Conversely, some of my friends have not taken to meditation no matter how many Easwaran books I casually slip into their bag or conceal as birthday gifts. Which brings me to my next strategy: let Easwaran do the talking. Whenever someone comes to me and is interested in mediation, I give them none other than the text of Passage Meditation. I believe it is best for them to learn it from the man himself. I have also found that Strength in the Storm is another essential book for interested parties to read because it shares a great deal of real-life stories from meditators. My mom is the one who introduced Passage Meditation to me. She had the book on our bookshelf for several years and one day I just picked it up and started reading. Easwaran's words captivated me like no other book had. Overall, it has been my experience that the people in your life will come around to meditation when and if they are ready. For each of my friends and family, it has always been a certain time in their lives where they are searching for something real. They come to the conclusion on their own, I just have the books on hand (you never know when it may happen). I am cautious never to force or boast about meditation. It is a certain subtlety of being, I believe, that inspires those close to you.

    Above all, it is a wonderful gift to be able to share meditation with your friends. However, you do not have to get your friends involved just to feel comfortable with having a mediation practice. The Young Adult eSatsang is full of genuinely incredible people with open minds and open hearts. We have a supportive community of friends that help each other, give advice, and share stories. I am reminded of a metaphor Sri Easwaran once wrote about in relation to rock climbing (forgive my attempt to articulate extreme sports as I am not an expert by any means). I remember something he said about being strapped to another person while rock climbing. If you reach for a rock and slip there is someone there to make sure you do not fall. That is how I feel about sharing meditation with others. If I am having trouble or feel like I might slip, there is someone there to make sure I do not fall. In an enigmatic way, our minds and souls are connected in the journey to our Selves.

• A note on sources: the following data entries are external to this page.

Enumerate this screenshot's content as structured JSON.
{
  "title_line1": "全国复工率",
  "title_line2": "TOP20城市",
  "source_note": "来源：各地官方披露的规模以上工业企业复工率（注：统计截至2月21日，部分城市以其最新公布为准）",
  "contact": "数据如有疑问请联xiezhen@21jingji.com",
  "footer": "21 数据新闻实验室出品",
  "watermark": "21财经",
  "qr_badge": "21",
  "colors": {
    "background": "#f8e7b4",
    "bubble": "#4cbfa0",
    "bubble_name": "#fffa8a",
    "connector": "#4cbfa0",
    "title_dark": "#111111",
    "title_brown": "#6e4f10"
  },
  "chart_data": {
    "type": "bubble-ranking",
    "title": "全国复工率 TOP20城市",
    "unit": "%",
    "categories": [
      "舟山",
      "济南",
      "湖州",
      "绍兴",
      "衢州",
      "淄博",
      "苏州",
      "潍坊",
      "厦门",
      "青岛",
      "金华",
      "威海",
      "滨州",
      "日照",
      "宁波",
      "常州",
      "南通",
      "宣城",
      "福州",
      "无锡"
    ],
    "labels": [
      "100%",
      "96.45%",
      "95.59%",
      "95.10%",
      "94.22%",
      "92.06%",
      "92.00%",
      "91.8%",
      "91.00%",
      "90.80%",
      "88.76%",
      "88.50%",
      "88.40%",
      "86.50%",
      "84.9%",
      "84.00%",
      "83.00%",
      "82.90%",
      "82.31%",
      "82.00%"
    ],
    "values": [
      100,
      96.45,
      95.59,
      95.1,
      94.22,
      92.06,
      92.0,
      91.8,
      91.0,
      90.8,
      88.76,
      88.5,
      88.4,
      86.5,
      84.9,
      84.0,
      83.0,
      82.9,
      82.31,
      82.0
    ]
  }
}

Chanel (left) has shared passage meditation with a number of friends and family. This photo shows Chanel and one of those friends at a recent YA retreat.

In my opinion, fellowship is so much more than just talking to your friends about your meditation practice. You build a friendship with your sense of Self, your state of being, as well as all the other meditators around the world who know exactly what you are embarking on.

For all of you that have just begun to meditate or are even considering it: I think this is the beginning of a beautiful friendship.